Whenever the formfeed character is within the
visible part of the window, leave the rest of the
window blank. When it is scrolled out from the top
of the window, start showing the rest of the text.
When the window is resized? When it is scrolled
upward? When the window aspect ratio is changed?
When the user font size preference is changed? When
the user font fixed/proportional choice is changed?
When the font weight is changed? When the font type
is changed? When the font style is changed? When the
window is simultaneously rendered on a Braille
tablet with a different width and height in pixels?
When the Cascading Style Sheet, version Two, is
quite possibly different for each user of the news
engine? When what the user wants is _exactly_ a
break to the next page boundary of the currently set
print preferences? What do you do for verbal
interfaces for the blind; read through the form
feed, or announce it aloud and wait for instructions
from the user?
Trust me, you do _not_ want to implement that. You
don't even want to standardize that.
Post by Kent Paul DolanShould the form feed go to the next European
standard page boundary (which one, they have so
many), or the next American standard page
boundary
No reason to mix any paper page boundaries here,
they are not relevant.
Sometimes they are. Some people, somewhere, I'm
sure, are still stuck in the days of paper
terminals. Old computer hardware never dies, it
just gets donated to schools.
The text is not on paper, it is on the screen.
And so a form feed isn't meaningful; there is no
form.
Or do you think people are thinking about paper
sizes and where the page breaks would be if the
article would be printed, when they write here?
You have far too narrow a concept of "here".

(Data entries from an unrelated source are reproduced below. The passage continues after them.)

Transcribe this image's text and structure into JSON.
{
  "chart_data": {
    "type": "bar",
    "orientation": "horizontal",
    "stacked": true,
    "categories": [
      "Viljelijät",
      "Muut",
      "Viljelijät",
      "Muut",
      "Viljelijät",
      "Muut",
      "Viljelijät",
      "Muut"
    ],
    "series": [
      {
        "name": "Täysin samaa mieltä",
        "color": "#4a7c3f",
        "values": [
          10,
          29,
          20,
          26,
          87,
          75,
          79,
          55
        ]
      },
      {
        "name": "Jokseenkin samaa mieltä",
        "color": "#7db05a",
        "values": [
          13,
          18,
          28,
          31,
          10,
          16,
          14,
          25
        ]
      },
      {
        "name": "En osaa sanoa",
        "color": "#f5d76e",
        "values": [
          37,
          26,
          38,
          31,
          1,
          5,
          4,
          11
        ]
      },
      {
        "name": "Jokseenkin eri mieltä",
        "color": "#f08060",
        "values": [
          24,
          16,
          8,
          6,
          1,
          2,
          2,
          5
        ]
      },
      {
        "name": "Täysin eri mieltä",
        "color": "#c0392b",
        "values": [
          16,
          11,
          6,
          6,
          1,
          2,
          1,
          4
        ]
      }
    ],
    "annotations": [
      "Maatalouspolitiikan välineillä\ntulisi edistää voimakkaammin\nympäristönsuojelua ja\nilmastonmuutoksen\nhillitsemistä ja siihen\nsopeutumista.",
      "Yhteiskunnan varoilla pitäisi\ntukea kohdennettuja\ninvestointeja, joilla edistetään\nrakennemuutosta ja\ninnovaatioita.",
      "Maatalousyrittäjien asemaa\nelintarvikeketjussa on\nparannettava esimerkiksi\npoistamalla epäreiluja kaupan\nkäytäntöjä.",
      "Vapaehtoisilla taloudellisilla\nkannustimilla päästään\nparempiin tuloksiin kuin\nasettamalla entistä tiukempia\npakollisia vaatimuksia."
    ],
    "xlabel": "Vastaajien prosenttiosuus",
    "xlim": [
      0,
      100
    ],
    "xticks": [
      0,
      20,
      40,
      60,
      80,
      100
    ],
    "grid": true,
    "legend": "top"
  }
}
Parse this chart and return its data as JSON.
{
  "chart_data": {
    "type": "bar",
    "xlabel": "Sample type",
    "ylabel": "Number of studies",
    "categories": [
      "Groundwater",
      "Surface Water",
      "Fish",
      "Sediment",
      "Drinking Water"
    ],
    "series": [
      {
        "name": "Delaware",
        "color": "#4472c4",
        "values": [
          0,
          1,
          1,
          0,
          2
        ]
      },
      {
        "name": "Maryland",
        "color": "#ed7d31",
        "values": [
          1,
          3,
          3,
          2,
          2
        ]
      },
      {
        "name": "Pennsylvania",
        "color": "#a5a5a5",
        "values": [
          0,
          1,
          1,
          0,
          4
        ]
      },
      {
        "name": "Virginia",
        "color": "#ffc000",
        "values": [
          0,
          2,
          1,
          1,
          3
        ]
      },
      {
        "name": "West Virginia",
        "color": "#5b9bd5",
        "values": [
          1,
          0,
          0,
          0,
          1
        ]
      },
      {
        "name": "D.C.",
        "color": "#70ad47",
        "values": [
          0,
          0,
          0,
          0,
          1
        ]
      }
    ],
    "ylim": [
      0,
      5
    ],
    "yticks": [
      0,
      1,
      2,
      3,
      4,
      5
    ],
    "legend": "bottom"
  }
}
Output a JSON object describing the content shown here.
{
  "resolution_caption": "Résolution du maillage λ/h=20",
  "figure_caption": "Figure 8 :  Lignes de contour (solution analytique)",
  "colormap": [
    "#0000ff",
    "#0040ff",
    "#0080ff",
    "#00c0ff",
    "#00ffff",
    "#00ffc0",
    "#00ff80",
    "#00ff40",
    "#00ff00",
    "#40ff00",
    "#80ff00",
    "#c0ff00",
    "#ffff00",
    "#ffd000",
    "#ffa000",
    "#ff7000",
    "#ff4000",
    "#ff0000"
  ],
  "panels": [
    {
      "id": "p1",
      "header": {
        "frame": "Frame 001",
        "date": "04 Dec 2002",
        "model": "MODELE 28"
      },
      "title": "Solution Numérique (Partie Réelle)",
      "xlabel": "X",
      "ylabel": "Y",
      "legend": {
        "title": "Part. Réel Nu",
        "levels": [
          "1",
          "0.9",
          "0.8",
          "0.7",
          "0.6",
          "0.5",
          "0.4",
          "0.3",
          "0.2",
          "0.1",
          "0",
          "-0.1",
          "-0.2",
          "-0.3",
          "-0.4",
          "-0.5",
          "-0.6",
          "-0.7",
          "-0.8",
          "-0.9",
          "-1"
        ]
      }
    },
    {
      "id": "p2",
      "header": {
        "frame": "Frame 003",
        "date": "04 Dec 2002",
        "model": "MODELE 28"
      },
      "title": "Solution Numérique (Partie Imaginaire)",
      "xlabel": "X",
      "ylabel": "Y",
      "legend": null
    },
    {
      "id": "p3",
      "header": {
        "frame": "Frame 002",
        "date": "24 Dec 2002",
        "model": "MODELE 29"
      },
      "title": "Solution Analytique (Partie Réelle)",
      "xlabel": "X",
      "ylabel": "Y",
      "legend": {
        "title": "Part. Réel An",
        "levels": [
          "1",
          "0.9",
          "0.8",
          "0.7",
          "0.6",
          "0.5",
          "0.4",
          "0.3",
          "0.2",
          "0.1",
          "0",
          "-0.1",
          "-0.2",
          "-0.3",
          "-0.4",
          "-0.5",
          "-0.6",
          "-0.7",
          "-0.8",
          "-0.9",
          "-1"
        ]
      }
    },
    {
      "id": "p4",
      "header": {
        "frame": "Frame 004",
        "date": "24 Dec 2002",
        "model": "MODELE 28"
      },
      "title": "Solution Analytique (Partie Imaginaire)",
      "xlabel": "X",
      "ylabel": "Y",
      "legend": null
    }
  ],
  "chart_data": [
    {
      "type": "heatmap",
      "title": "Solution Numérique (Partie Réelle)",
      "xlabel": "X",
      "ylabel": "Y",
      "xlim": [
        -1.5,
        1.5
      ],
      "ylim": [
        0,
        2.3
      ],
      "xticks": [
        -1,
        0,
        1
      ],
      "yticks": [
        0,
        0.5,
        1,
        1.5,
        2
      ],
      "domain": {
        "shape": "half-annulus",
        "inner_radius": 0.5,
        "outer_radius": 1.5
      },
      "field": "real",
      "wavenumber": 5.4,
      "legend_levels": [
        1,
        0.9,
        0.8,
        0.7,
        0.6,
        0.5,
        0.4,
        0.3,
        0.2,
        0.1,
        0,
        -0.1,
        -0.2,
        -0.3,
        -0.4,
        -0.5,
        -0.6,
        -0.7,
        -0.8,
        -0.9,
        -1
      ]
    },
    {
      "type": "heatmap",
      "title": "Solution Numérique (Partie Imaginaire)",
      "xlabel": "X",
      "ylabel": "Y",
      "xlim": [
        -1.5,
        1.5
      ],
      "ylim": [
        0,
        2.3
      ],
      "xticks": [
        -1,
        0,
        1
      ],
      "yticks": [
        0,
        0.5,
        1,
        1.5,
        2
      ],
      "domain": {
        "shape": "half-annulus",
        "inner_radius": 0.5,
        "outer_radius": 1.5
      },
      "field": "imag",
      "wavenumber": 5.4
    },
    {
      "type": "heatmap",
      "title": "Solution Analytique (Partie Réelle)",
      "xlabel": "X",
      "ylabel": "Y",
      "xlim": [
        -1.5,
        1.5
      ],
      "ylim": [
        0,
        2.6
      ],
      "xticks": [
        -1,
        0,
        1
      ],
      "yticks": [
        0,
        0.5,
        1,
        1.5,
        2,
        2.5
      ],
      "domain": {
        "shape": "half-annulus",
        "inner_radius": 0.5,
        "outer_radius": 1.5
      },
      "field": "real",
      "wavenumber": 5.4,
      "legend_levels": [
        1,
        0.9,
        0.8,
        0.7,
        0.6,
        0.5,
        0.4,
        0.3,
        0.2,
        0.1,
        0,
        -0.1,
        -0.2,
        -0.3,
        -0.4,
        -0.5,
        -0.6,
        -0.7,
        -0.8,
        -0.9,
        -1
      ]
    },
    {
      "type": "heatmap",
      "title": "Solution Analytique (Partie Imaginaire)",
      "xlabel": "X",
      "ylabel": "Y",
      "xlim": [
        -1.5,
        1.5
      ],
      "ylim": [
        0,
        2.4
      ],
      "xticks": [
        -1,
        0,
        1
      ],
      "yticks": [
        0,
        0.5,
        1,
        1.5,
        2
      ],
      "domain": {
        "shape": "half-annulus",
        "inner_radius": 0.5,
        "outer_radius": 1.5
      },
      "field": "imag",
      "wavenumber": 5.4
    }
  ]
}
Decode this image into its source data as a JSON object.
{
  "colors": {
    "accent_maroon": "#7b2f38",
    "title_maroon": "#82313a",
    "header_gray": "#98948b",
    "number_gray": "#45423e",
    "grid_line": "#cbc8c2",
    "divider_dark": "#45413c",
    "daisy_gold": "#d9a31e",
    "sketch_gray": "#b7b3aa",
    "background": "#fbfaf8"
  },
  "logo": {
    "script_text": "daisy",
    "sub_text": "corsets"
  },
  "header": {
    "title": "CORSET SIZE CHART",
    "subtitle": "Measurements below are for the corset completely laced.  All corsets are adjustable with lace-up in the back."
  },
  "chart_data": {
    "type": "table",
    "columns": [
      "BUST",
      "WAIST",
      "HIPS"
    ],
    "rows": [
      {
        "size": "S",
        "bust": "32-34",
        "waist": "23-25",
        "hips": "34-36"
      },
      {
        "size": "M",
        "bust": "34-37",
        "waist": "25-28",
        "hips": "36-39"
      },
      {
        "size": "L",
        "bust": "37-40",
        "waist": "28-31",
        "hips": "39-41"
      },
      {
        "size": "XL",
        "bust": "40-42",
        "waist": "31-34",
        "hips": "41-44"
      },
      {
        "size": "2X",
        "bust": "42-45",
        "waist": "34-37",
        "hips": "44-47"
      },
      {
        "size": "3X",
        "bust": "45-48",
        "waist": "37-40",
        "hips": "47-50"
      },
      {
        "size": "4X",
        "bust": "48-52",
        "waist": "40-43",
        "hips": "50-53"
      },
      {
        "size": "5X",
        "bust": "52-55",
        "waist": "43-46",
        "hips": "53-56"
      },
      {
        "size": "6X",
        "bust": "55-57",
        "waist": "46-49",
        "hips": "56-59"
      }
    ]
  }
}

We are not talking about a standard for
rec.games.roguelike.nethack, we are talking about
something that has to cover all of Usenet, BITnet,
DECnet (if it still exists), Clarinet, BIOnet, and
all the other News-formatted nets. There are so
many newsgroups for so many purposes, and those
purposes all in flux, no single human being can even
ever become acquainted with what is normal practice
in all the places where news formatted text is
rendered, so clever assumptions about what _you_
think the user wants are unworkable. You have to
stick to what all users everywhere would expect
based on the long history of use of the form feed.
Did I mention I wasted 4.5 years of my life on an
ANSI Technical Committee writing what became three
international standards? Standards preparers are
incredibly conservative, they have to be.
The correct behavior is based on the screen size
(or window size), not on any paper size.
Nope. A form feed is by its very nature inherent to
a _form_, an indefinitely pixel by pixel scrollable
window is not an instance of a form. You'd
completely break hardcopy compatibility that way,
and for many uses, that form feed would be there
specifically to be used in hardcopy renditions of
the text. It might very well be intended to _be_ a
printed form. [I, personally, have conveyed printed
forms via Usenet news articles in a long and
checkered history on Usenet, though I cannot
remember why any more two decades later.]
You are trying to redefine "form feed" to mean "hide
information", because that's how _you_ want to use
it in this one little newsgroup, and for 99% of its
uses _on Usenet_, that probably isn't an appropriate
redefinition at all, just because the output medium
changes from hardcopy to softcopy.
xanthian (I did give fair warning about being able
to post snoozegas on this subject forever).